Soon Eva’s life encounters a few unexpected plot twists. She becomes a counselor at a nearby summer camp—a job she is completely unqualified for. She starts growing apart from her best friends before they’ve even left for school. And most surprising of all, she begins to fall for the last guy she would have ever imagined. But no matter the roadblocks, or writer’s blocks, it is all up to Eva to figure out how she wants this chapter in her story to end.
Perfect for fans of E. Lockhart, David Levithan, and Rainbow Rowell,Don’t Ever Change is a witty, snarky, and thought-provoking coming-of-age young adult novel about a teen who sets out to write better fiction and, ultimately, discovers the truth about herself.
This book is kind of like an indie record. It tries really hard to be alternative and unique and different, but spends a long time not really expressing anything groundbreaking.
At times it was a little meta, making me wonder if the author was projecting her beliefs and struggles as a writer, but through this vehicle called Eva.
Eva wasn’t the most likeable person, which was painful because I see shades of myself in her. In particular, I can commiserate with her about wanting all people in life to stay the same, or at least grow the same way you do. And feel hurt and hung up about people drifting away, even when they’re not even the same people that you liked in the first place. Eva and I both need to learn how to let go (except, that lesson never makes itself clear in the story, argh!). There was one line in particular that resonated with me (not quoting verbatim) — Eva was upset about not being invited to someone’s house, even though she didn’t even like that person or the activities they were doing in the first place. Her friends explained that she wouldn’t have liked it anyway, but it was that idea of being left out that bugged her.
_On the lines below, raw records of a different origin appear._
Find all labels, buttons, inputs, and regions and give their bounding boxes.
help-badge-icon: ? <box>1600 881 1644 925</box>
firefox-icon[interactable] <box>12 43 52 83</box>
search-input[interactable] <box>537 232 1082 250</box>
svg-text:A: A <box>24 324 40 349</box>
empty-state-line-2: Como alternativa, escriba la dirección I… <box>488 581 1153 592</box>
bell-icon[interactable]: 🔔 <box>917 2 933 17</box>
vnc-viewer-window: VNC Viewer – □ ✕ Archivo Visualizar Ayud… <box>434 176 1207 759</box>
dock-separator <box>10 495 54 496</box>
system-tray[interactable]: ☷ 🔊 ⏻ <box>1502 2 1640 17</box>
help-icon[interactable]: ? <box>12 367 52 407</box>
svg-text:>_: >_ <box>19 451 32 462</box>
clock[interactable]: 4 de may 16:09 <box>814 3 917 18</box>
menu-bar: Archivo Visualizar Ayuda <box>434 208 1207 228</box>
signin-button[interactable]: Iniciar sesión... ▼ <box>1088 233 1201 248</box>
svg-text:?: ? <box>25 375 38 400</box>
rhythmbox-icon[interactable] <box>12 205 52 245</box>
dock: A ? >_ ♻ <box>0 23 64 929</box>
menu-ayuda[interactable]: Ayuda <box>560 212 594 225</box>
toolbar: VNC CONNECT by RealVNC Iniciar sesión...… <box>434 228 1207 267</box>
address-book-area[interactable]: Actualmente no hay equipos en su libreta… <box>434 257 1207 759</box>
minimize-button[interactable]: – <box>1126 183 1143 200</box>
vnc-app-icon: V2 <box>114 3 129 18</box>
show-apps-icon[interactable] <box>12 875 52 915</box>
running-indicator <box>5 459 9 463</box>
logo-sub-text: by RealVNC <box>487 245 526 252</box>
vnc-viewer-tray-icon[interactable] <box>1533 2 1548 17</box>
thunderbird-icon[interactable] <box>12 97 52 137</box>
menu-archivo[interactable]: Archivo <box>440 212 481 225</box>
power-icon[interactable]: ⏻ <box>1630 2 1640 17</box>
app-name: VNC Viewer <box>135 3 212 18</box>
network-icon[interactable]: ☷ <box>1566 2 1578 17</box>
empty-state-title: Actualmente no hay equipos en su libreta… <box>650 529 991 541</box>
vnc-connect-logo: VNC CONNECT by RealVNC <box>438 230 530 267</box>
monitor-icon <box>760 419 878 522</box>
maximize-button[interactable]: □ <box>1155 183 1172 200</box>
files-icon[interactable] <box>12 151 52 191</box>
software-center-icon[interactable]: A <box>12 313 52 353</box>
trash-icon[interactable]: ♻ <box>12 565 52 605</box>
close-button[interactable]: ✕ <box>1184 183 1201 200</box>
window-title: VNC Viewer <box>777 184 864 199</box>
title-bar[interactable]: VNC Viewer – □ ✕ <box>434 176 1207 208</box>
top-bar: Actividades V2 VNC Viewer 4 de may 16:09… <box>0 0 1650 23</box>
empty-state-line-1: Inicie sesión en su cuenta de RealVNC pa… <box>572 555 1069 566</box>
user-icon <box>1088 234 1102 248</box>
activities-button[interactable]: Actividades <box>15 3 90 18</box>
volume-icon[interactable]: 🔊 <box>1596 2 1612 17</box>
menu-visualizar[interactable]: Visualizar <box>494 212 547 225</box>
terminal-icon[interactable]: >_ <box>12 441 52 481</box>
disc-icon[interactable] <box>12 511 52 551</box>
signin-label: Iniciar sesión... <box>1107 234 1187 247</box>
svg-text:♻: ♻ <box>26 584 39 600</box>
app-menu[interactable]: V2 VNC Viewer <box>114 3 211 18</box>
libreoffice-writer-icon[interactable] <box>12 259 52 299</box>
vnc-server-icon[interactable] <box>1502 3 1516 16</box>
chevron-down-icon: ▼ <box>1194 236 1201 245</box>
Eva just wanted the opportunity to be included, even if she said no sometimes. I understand that feeling so much. I always felt annoyed that others didn’t get it, but now I’m thinking that maybe all those other people are right. If you’re always closed-minded, of course people aren’t going to feel comfortable bringing you along as they experiment with new things.
It makes me feel a little guilty that I dislike Eva as a character so much, because that’s not even the only way I completely agree with her. Take smoking for example: her reaction to Elliott was pretty much a carbon-copy of my reaction to someone interested in me several years ago. Except he only did it once. Does that make a me a judgmental and bad person?
This book was meandering, and evidently, made me start asking existentialist questions. I didn’t particularly like it, and I didn’t feel like much was accomplished. There really wasn’t even that much growth. I’m still on the fence as to whether this book changed me though, and whether it’s going to make me re-evaluate my perspective on things in life. I guess it doesn’t hurt to be assertive and keep an open mind. If those were the goals of this book, I’d say the story was a job well done.